FBG Gets A Head-Scratching Creation

Every once in a while, assets in a particular security jump in a single-day creation and it makes you wonder, How or why did that happen?

Such was the case Tuesday with the UBS AG FI Enhanced Big Cap Growth ETN (FBG), an exchange-traded note that serves up twice the returns of the Russell 1000 Growth Index Total Return. It pulled in $621 million , lifting its assets 3 ½ times to $862 million in what appears to have been one huge trade.

Folks at UBS didn’t want to talk about the creation when we asked, but they didn’t deny that it actually happened. So it’s pretty much fair to say that it did happen.

Therefore, it’s also fair to ask why any investor would want to own FBG when you consider how expensive it is.

FBG costs 1.20 percent a year, or almost a third more than the 0.91 percent annual expense ratio on the ProShares Ultra S'P500 ETF (SSO), a somewhat similar security that offers up double exposure to U.S. large-caps, but in an ETF and rebalanced daily instead of monthly.

It comes down to the nature of ETNs, which do share with ETFs the hugely important creation-redemption mechanism that keeps their market prices converging with their net asset values as a matter of course.

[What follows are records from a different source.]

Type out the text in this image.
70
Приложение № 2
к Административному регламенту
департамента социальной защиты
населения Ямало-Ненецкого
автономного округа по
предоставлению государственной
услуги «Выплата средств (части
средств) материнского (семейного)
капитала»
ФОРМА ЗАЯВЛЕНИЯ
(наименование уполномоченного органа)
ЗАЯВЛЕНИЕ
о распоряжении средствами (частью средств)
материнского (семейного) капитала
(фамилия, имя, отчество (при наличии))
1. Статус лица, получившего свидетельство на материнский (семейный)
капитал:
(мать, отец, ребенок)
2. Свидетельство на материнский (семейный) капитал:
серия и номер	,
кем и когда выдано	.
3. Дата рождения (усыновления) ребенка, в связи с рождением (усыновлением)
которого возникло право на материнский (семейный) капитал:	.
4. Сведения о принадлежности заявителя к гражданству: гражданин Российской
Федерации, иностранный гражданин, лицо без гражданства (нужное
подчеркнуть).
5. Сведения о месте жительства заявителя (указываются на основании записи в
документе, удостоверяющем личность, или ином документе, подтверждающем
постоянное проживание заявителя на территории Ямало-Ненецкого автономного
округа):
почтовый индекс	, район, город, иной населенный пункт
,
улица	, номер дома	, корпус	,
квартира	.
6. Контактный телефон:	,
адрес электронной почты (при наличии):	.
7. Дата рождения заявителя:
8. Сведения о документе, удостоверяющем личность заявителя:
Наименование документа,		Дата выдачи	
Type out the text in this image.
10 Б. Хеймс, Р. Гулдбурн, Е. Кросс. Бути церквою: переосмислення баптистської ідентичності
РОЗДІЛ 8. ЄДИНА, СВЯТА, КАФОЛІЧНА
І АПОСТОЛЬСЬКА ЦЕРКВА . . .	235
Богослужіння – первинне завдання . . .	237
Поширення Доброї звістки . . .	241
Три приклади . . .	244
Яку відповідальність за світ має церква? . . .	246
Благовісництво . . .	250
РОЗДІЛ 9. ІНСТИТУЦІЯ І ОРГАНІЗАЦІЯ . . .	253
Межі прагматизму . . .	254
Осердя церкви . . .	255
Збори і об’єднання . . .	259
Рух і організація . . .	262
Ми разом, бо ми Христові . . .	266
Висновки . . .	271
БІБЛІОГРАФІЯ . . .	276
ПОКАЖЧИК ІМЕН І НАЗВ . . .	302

The similarities pretty much end there.

The problem is that with a few notable exceptions, ETNs are usually highly boutiquey securities with off-the-beaten-track strategies that aren’t likely to attract a huge following.

Instead, ETNs often cater to the desires of a particular client, much like the “structured securities” that have been popular niche products for big Wall Street firms in recent years.

It’s not clear if clients approach the investment banks or if it’s the other way around.

But, except for hugely popular ETNs—such as the $1.43 billion iPath S'P 500 VIX Short-Term Futures ETN (VXX), which a fair number of investors use as portfolio insurance against volatility—it’s clear that most ETNs are simply the result of some discussion that’s confined to the inner bowels of large financial firms such as UBS.

So it goes that FBG’s huge $621 million creation may well remain a mystery in perpetuity.

But this much is no mystery:During the holder’s first two days of ownership when the markets fell amid concerns about flagging growth, FBG fell by almost 7 percent, with the extra loss a function of the double exposure.